The Nova Scotia government's decision to effectively ban the use of hydraulic fracturing is unnecessary and will preclude Nova Scotians from benefitting from the responsible development of their onshore natural gas resource.
As Nova Scotia's offshore natural gas supplies are projected to decline over the next decade, the province may ironically have to rely on natural gas imports from other jurisdictions that allow hydraulic fracturing, without being able to generate the benefits of developing this resource responsibly at home.
We encourage the Nova Scotia government to reconsider its decision and to assure the flexibility to allow future development of onshore natural gas as it drafts its legislation this fall.
David Wheeler's report does not propose a moratorium or referendum on hydraulic fracturing. Instead, the report encourages Nova Scotians to "[keep] an open mind on future developments." It also points to the potential economic benefits Nova Scotia could gain if the province were to proceed with natural gas development.

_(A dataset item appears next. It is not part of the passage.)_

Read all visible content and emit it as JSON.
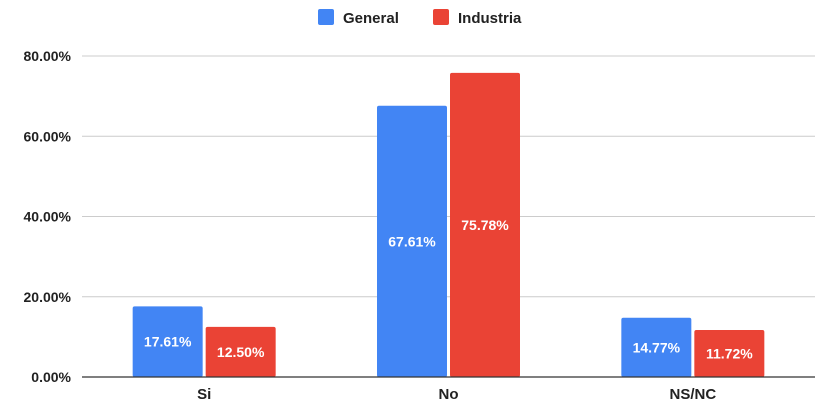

As other jurisdictions with potential to develop natural gas from shale rock have demonstrated, it is not necessary to ban hydraulic fracturing in order to address public concerns and to ensure protection of the environment. New Brunswick is a case in point.
The New Brunswick government has taken the time to assess regulations, industry's strong technical base and safe operating practices used in other parts of Canada where hydraulic fracturing has been used safely for decades. This track record is a result of comprehensive government regulations, industry operating practices and evolving technologies that are collectively designed to ensure public safety and the protection of the environment.

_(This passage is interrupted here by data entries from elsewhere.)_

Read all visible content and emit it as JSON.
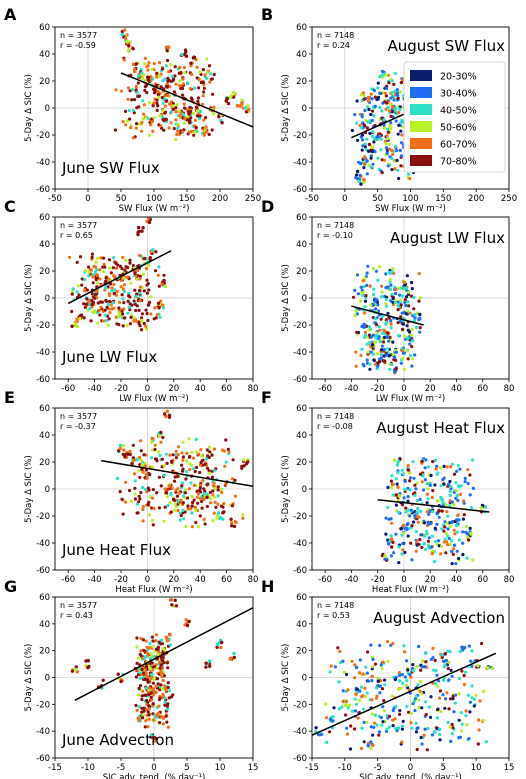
{
  "legend": {
    "title": "",
    "placement": "inside panel B, right",
    "entries": [
      {
        "label": "20-30%",
        "color": "#0b1d6b"
      },
      {
        "label": "30-40%",
        "color": "#1f6ef0"
      },
      {
        "label": "40-50%",
        "color": "#2fe0c8"
      },
      {
        "label": "50-60%",
        "color": "#b8f02a"
      },
      {
        "label": "60-70%",
        "color": "#f07018"
      },
      {
        "label": "70-80%",
        "color": "#8b0f0f"
      }
    ]
  },
  "chart_data": [
    {
      "type": "scatter",
      "panel": "A",
      "title": "June SW Flux",
      "xlabel": "SW Flux (W m⁻²)",
      "ylabel": "5-Day Δ SIC (%)",
      "stats": {
        "n": "n = 3577",
        "r": "r = -0.59"
      },
      "xlim": [
        -50,
        250
      ],
      "ylim": [
        -60,
        60
      ],
      "xticks": [
        "-50",
        "0",
        "50",
        "100",
        "150",
        "200",
        "250"
      ],
      "yticks": [
        "-60",
        "-40",
        "-20",
        "0",
        "20",
        "40",
        "60"
      ],
      "fit_line": {
        "x": [
          50,
          250
        ],
        "y": [
          26,
          -14
        ]
      },
      "cluster": {
        "xmin": 40,
        "xmax": 200,
        "ymin": -25,
        "ymax": 40,
        "color_bias": "warm"
      },
      "points": [
        [
          55,
          55
        ],
        [
          60,
          50
        ],
        [
          65,
          45
        ],
        [
          70,
          30
        ],
        [
          80,
          25
        ],
        [
          90,
          20
        ],
        [
          100,
          15
        ],
        [
          110,
          10
        ],
        [
          120,
          8
        ],
        [
          130,
          0
        ],
        [
          140,
          -5
        ],
        [
          150,
          -10
        ],
        [
          160,
          -15
        ],
        [
          170,
          -5
        ],
        [
          180,
          -18
        ],
        [
          190,
          0
        ],
        [
          200,
          -8
        ],
        [
          210,
          5
        ],
        [
          220,
          10
        ],
        [
          230,
          3
        ],
        [
          240,
          0
        ],
        [
          120,
          45
        ],
        [
          145,
          40
        ],
        [
          160,
          35
        ]
      ]
    },
    {
      "type": "scatter",
      "panel": "B",
      "title": "August SW Flux",
      "xlabel": "SW Flux (W m⁻²)",
      "ylabel": "5-Day Δ SIC (%)",
      "stats": {
        "n": "n = 7148",
        "r": "r = 0.24"
      },
      "xlim": [
        -50,
        250
      ],
      "ylim": [
        -60,
        60
      ],
      "xticks": [
        "-50",
        "0",
        "50",
        "100",
        "150",
        "200",
        "250"
      ],
      "yticks": [
        "-60",
        "-40",
        "-20",
        "0",
        "20",
        "40",
        "60"
      ],
      "fit_line": {
        "x": [
          10,
          120
        ],
        "y": [
          -22,
          2
        ]
      },
      "cluster": {
        "xmin": 10,
        "xmax": 120,
        "ymin": -55,
        "ymax": 28,
        "color_bias": "mixed"
      },
      "points": [
        [
          20,
          -50
        ],
        [
          25,
          -55
        ],
        [
          30,
          -40
        ],
        [
          40,
          -30
        ],
        [
          50,
          -20
        ],
        [
          60,
          -10
        ],
        [
          70,
          0
        ],
        [
          80,
          10
        ],
        [
          90,
          20
        ],
        [
          100,
          15
        ],
        [
          110,
          5
        ],
        [
          60,
          25
        ]
      ]
    },
    {
      "type": "scatter",
      "panel": "C",
      "title": "June LW Flux",
      "xlabel": "LW Flux (W m⁻²)",
      "ylabel": "5-Day Δ SIC (%)",
      "stats": {
        "n": "n = 3577",
        "r": "r = 0.65"
      },
      "xlim": [
        -70,
        80
      ],
      "ylim": [
        -60,
        60
      ],
      "xticks": [
        "-60",
        "-40",
        "-20",
        "0",
        "20",
        "40",
        "60",
        "80"
      ],
      "yticks": [
        "-60",
        "-40",
        "-20",
        "0",
        "20",
        "40",
        "60"
      ],
      "fit_line": {
        "x": [
          -60,
          18
        ],
        "y": [
          -4,
          35
        ]
      },
      "cluster": {
        "xmin": -60,
        "xmax": 15,
        "ymin": -25,
        "ymax": 35,
        "color_bias": "warm"
      },
      "points": [
        [
          -55,
          -20
        ],
        [
          -50,
          -15
        ],
        [
          -45,
          -5
        ],
        [
          -40,
          5
        ],
        [
          -30,
          10
        ],
        [
          -20,
          15
        ],
        [
          -10,
          20
        ],
        [
          0,
          28
        ],
        [
          5,
          35
        ],
        [
          10,
          -5
        ],
        [
          -5,
          50
        ],
        [
          0,
          58
        ],
        [
          12,
          10
        ]
      ]
    },
    {
      "type": "scatter",
      "panel": "D",
      "title": "August LW Flux",
      "xlabel": "LW Flux (W m⁻²)",
      "ylabel": "5-Day Δ SIC (%)",
      "stats": {
        "n": "n = 7148",
        "r": "r = -0.10"
      },
      "xlim": [
        -70,
        80
      ],
      "ylim": [
        -60,
        60
      ],
      "xticks": [
        "-60",
        "-40",
        "-20",
        "0",
        "20",
        "40",
        "60",
        "80"
      ],
      "yticks": [
        "-60",
        "-40",
        "-20",
        "0",
        "20",
        "40",
        "60"
      ],
      "fit_line": {
        "x": [
          -40,
          15
        ],
        "y": [
          -6,
          -20
        ]
      },
      "cluster": {
        "xmin": -40,
        "xmax": 15,
        "ymin": -58,
        "ymax": 25,
        "color_bias": "mixed"
      },
      "points": [
        [
          -35,
          -10
        ],
        [
          -30,
          -20
        ],
        [
          -25,
          -35
        ],
        [
          -20,
          -50
        ],
        [
          -15,
          -45
        ],
        [
          -10,
          20
        ],
        [
          -5,
          -55
        ],
        [
          0,
          10
        ],
        [
          5,
          -30
        ],
        [
          10,
          -15
        ]
      ]
    },
    {
      "type": "scatter",
      "panel": "E",
      "title": "June Heat Flux",
      "xlabel": "Heat Flux (W m⁻²)",
      "ylabel": "5-Day Δ SIC (%)",
      "stats": {
        "n": "n = 3577",
        "r": "r = -0.37"
      },
      "xlim": [
        -70,
        80
      ],
      "ylim": [
        -60,
        60
      ],
      "xticks": [
        "-60",
        "-40",
        "-20",
        "0",
        "20",
        "40",
        "60",
        "80"
      ],
      "yticks": [
        "-60",
        "-40",
        "-20",
        "0",
        "20",
        "40",
        "60"
      ],
      "fit_line": {
        "x": [
          -35,
          80
        ],
        "y": [
          21,
          2
        ]
      },
      "cluster": {
        "xmin": -25,
        "xmax": 75,
        "ymin": -30,
        "ymax": 38,
        "color_bias": "warm"
      },
      "points": [
        [
          -20,
          30
        ],
        [
          -15,
          25
        ],
        [
          -10,
          20
        ],
        [
          -5,
          15
        ],
        [
          0,
          10
        ],
        [
          5,
          35
        ],
        [
          10,
          40
        ],
        [
          15,
          0
        ],
        [
          25,
          -10
        ],
        [
          35,
          -15
        ],
        [
          45,
          -5
        ],
        [
          55,
          -20
        ],
        [
          65,
          -25
        ],
        [
          75,
          20
        ],
        [
          15,
          55
        ]
      ]
    },
    {
      "type": "scatter",
      "panel": "F",
      "title": "August Heat Flux",
      "xlabel": "Heat Flux (W m⁻²)",
      "ylabel": "5-Day Δ SIC (%)",
      "stats": {
        "n": "n = 7148",
        "r": "r = -0.08"
      },
      "xlim": [
        -70,
        80
      ],
      "ylim": [
        -60,
        60
      ],
      "xticks": [
        "-60",
        "-40",
        "-20",
        "0",
        "20",
        "40",
        "60",
        "80"
      ],
      "yticks": [
        "-60",
        "-40",
        "-20",
        "0",
        "20",
        "40",
        "60"
      ],
      "fit_line": {
        "x": [
          -20,
          65
        ],
        "y": [
          -8,
          -17
        ]
      },
      "cluster": {
        "xmin": -20,
        "xmax": 60,
        "ymin": -58,
        "ymax": 25,
        "color_bias": "mixed"
      },
      "points": [
        [
          -15,
          -50
        ],
        [
          -10,
          -40
        ],
        [
          -5,
          20
        ],
        [
          0,
          -30
        ],
        [
          5,
          15
        ],
        [
          10,
          -20
        ],
        [
          15,
          22
        ],
        [
          20,
          -45
        ],
        [
          30,
          -10
        ],
        [
          40,
          -25
        ],
        [
          50,
          -35
        ],
        [
          60,
          -15
        ]
      ]
    },
    {
      "type": "scatter",
      "panel": "G",
      "title": "June Advection",
      "xlabel": "SIC adv. tend. (% day⁻¹)",
      "ylabel": "5-Day Δ SIC (%)",
      "stats": {
        "n": "n = 3577",
        "r": "r = 0.43"
      },
      "xlim": [
        -15,
        15
      ],
      "ylim": [
        -60,
        60
      ],
      "xticks": [
        "-15",
        "-10",
        "-5",
        "0",
        "5",
        "10",
        "15"
      ],
      "yticks": [
        "-60",
        "-40",
        "-20",
        "0",
        "20",
        "40",
        "60"
      ],
      "fit_line": {
        "x": [
          -12,
          15
        ],
        "y": [
          -17,
          52
        ]
      },
      "cluster": {
        "xmin": -3,
        "xmax": 3,
        "ymin": -40,
        "ymax": 35,
        "color_bias": "warm"
      },
      "points": [
        [
          -12,
          5
        ],
        [
          -10,
          10
        ],
        [
          -8,
          -5
        ],
        [
          -5,
          0
        ],
        [
          -2,
          -30
        ],
        [
          0,
          -45
        ],
        [
          1,
          20
        ],
        [
          2,
          30
        ],
        [
          3,
          55
        ],
        [
          5,
          40
        ],
        [
          8,
          10
        ],
        [
          10,
          25
        ],
        [
          12,
          15
        ]
      ]
    },
    {
      "type": "scatter",
      "panel": "H",
      "title": "August Advection",
      "xlabel": "SIC adv. tend. (% day⁻¹)",
      "ylabel": "5-Day Δ SIC (%)",
      "stats": {
        "n": "n = 7148",
        "r": "r = 0.53"
      },
      "xlim": [
        -15,
        15
      ],
      "ylim": [
        -60,
        60
      ],
      "xticks": [
        "-15",
        "-10",
        "-5",
        "0",
        "5",
        "10",
        "15"
      ],
      "yticks": [
        "-60",
        "-40",
        "-20",
        "0",
        "20",
        "40",
        "60"
      ],
      "fit_line": {
        "x": [
          -15,
          13
        ],
        "y": [
          -43,
          18
        ]
      },
      "cluster": {
        "xmin": -14,
        "xmax": 13,
        "ymin": -55,
        "ymax": 28,
        "color_bias": "mixed"
      },
      "points": [
        [
          -14,
          -40
        ],
        [
          -12,
          -30
        ],
        [
          -10,
          -20
        ],
        [
          -8,
          -10
        ],
        [
          -5,
          -5
        ],
        [
          -2,
          0
        ],
        [
          0,
          5
        ],
        [
          2,
          10
        ],
        [
          5,
          15
        ],
        [
          8,
          20
        ],
        [
          10,
          10
        ],
        [
          12,
          5
        ],
        [
          -6,
          -50
        ],
        [
          4,
          -40
        ]
      ]
    }
  ]
}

This work by the New Brunswick government has resulted in a regulatory framework and royalty structure that will allow for the responsible, safe development of natural gas to the benefit of the people in New Brunswick. We encourage the Nova Scotia government to consider a similar approach.

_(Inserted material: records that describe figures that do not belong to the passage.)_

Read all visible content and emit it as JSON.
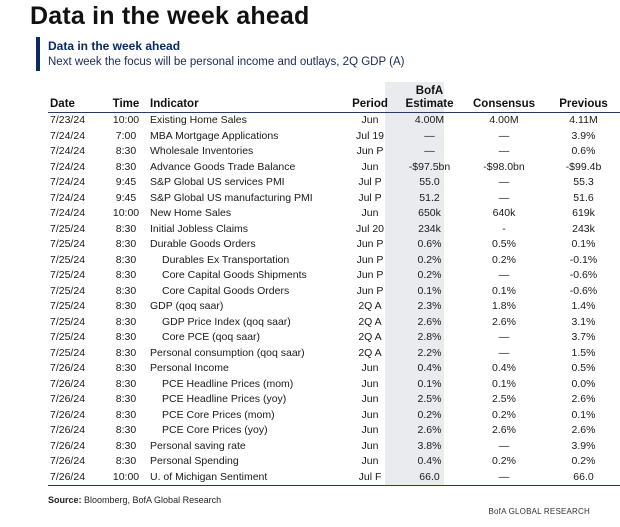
{
  "headline": "Data in the week ahead",
  "panel": {
    "title": "Data in the week ahead",
    "subtitle": "Next week the focus will be personal income and outlays, 2Q GDP (A)"
  },
  "columns": {
    "date": "Date",
    "time": "Time",
    "indicator": "Indicator",
    "period": "Period",
    "estimate_line1": "BofA",
    "estimate_line2": "Estimate",
    "consensus": "Consensus",
    "previous": "Previous"
  },
  "rows": [
    {
      "date": "7/23/24",
      "time": "10:00",
      "indicator": "Existing Home Sales",
      "indent": false,
      "period": "Jun",
      "estimate": "4.00M",
      "consensus": "4.00M",
      "previous": "4.11M"
    },
    {
      "date": "7/24/24",
      "time": "7:00",
      "indicator": "MBA Mortgage Applications",
      "indent": false,
      "period": "Jul 19",
      "estimate": "—",
      "consensus": "—",
      "previous": "3.9%"
    },
    {
      "date": "7/24/24",
      "time": "8:30",
      "indicator": "Wholesale Inventories",
      "indent": false,
      "period": "Jun P",
      "estimate": "—",
      "consensus": "—",
      "previous": "0.6%"
    },
    {
      "date": "7/24/24",
      "time": "8:30",
      "indicator": "Advance Goods Trade Balance",
      "indent": false,
      "period": "Jun",
      "estimate": "-$97.5bn",
      "consensus": "-$98.0bn",
      "previous": "-$99.4b"
    },
    {
      "date": "7/24/24",
      "time": "9:45",
      "indicator": "S&P Global US services PMI",
      "indent": false,
      "period": "Jul P",
      "estimate": "55.0",
      "consensus": "—",
      "previous": "55.3"
    },
    {
      "date": "7/24/24",
      "time": "9:45",
      "indicator": "S&P Global US manufacturing PMI",
      "indent": false,
      "period": "Jul P",
      "estimate": "51.2",
      "consensus": "—",
      "previous": "51.6"
    },
    {
      "date": "7/24/24",
      "time": "10:00",
      "indicator": "New Home Sales",
      "indent": false,
      "period": "Jun",
      "estimate": "650k",
      "consensus": "640k",
      "previous": "619k"
    },
    {
      "date": "7/25/24",
      "time": "8:30",
      "indicator": "Initial Jobless Claims",
      "indent": false,
      "period": "Jul 20",
      "estimate": "234k",
      "consensus": "-",
      "previous": "243k"
    },
    {
      "date": "7/25/24",
      "time": "8:30",
      "indicator": "Durable Goods Orders",
      "indent": false,
      "period": "Jun P",
      "estimate": "0.6%",
      "consensus": "0.5%",
      "previous": "0.1%"
    },
    {
      "date": "7/25/24",
      "time": "8:30",
      "indicator": "Durables Ex Transportation",
      "indent": true,
      "period": "Jun P",
      "estimate": "0.2%",
      "consensus": "0.2%",
      "previous": "-0.1%"
    },
    {
      "date": "7/25/24",
      "time": "8:30",
      "indicator": "Core Capital Goods Shipments",
      "indent": true,
      "period": "Jun P",
      "estimate": "0.2%",
      "consensus": "—",
      "previous": "-0.6%"
    },
    {
      "date": "7/25/24",
      "time": "8:30",
      "indicator": "Core Capital Goods Orders",
      "indent": true,
      "period": "Jun P",
      "estimate": "0.1%",
      "consensus": "0.1%",
      "previous": "-0.6%"
    },
    {
      "date": "7/25/24",
      "time": "8:30",
      "indicator": "GDP (qoq saar)",
      "indent": false,
      "period": "2Q A",
      "estimate": "2.3%",
      "consensus": "1.8%",
      "previous": "1.4%"
    },
    {
      "date": "7/25/24",
      "time": "8:30",
      "indicator": "GDP Price Index (qoq saar)",
      "indent": true,
      "period": "2Q A",
      "estimate": "2.6%",
      "consensus": "2.6%",
      "previous": "3.1%"
    },
    {
      "date": "7/25/24",
      "time": "8:30",
      "indicator": "Core PCE (qoq saar)",
      "indent": true,
      "period": "2Q A",
      "estimate": "2.8%",
      "consensus": "—",
      "previous": "3.7%"
    },
    {
      "date": "7/25/24",
      "time": "8:30",
      "indicator": "Personal consumption (qoq saar)",
      "indent": false,
      "period": "2Q A",
      "estimate": "2.2%",
      "consensus": "—",
      "previous": "1.5%"
    },
    {
      "date": "7/26/24",
      "time": "8:30",
      "indicator": "Personal Income",
      "indent": false,
      "period": "Jun",
      "estimate": "0.4%",
      "consensus": "0.4%",
      "previous": "0.5%"
    },
    {
      "date": "7/26/24",
      "time": "8:30",
      "indicator": "PCE Headline Prices (mom)",
      "indent": true,
      "period": "Jun",
      "estimate": "0.1%",
      "consensus": "0.1%",
      "previous": "0.0%"
    },
    {
      "date": "7/26/24",
      "time": "8:30",
      "indicator": "PCE Headline Prices (yoy)",
      "indent": true,
      "period": "Jun",
      "estimate": "2.5%",
      "consensus": "2.5%",
      "previous": "2.6%"
    },
    {
      "date": "7/26/24",
      "time": "8:30",
      "indicator": "PCE Core Prices (mom)",
      "indent": true,
      "period": "Jun",
      "estimate": "0.2%",
      "consensus": "0.2%",
      "previous": "0.1%"
    },
    {
      "date": "7/26/24",
      "time": "8:30",
      "indicator": "PCE Core Prices (yoy)",
      "indent": true,
      "period": "Jun",
      "estimate": "2.6%",
      "consensus": "2.6%",
      "previous": "2.6%"
    },
    {
      "date": "7/26/24",
      "time": "8:30",
      "indicator": "Personal saving rate",
      "indent": false,
      "period": "Jun",
      "estimate": "3.8%",
      "consensus": "—",
      "previous": "3.9%"
    },
    {
      "date": "7/26/24",
      "time": "8:30",
      "indicator": "Personal Spending",
      "indent": false,
      "period": "Jun",
      "estimate": "0.4%",
      "consensus": "0.2%",
      "previous": "0.2%"
    },
    {
      "date": "7/26/24",
      "time": "10:00",
      "indicator": "U. of Michigan Sentiment",
      "indent": false,
      "period": "Jul F",
      "estimate": "66.0",
      "consensus": "—",
      "previous": "66.0"
    }
  ],
  "footer": {
    "source_label": "Source:",
    "source_text": " Bloomberg, BofA Global Research",
    "brand": "BofA GLOBAL RESEARCH"
  },
  "colors": {
    "accent": "#0a2a66",
    "estimate_column_shade": "#e9ebee"
  }
}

This approach is reinforced in the Wheeler report, which points out "there is currently no evidence of catastrophic threats to public health in the short-to-medium term that would necessitate the banning of hydraulic fracturing outright." In fact, the report says that if Nova Scotia were to decide to develop onshore natural gas, it must make "necessary investments to ensure that proper regulations, modelling, monitoring, management and mitigation measures are established." The regulations and practices for doing exactly that are well-established in other jurisdictions.
Adopting this approach would address many of the concerns Nova Scotians may have about natural gas development. It would also allow Nova Scotia policy makers and regulators to make decisions in a broader context than solely focusing on the environmental dimension of natural gas development, and allow for positive economic, social and energy security outcomes.
The path forward announced by the Nova Scotia government is a missed opportunity for the people of the province. The Wheeler report has outlined the potential economic benefits responsible onshore natural gas development could generate in Nova Scotia. The report's "lower medium case" estimates that about $1 billion annually would be invested in Nova Scotia if hydraulic fracturing were allowed to proceed, and that as many as 1,500 direct jobs would be created in the development phase. About one third of this $1 billion in annual investment would be spent on what the report calls "local content." This is a significant economic benefit to a province with an unemployment rate higher than in many other parts of Canada.
Building on Nova Scotia's long track record of responsible resource development, the development of natural gas from shale rock utilizing hydraulic fracturing can and should be a part of Nova Scotia's economic and energy future.
Energy Minister Andrew Younger said that "our petroleum resources belong to Nova Scotians." He is correct, but Nova Scotians will only benefit from these resources if they are responsibly developed.
The experience in other jurisdictions, where natural gas is being developed in a safe and responsible manner, clearly demonstrates this is being achieved.
Kept in the ground, Nova Scotia's onshore natural gas resource will benefit no one. The decision to ban hydraulic fracturing should be revisited.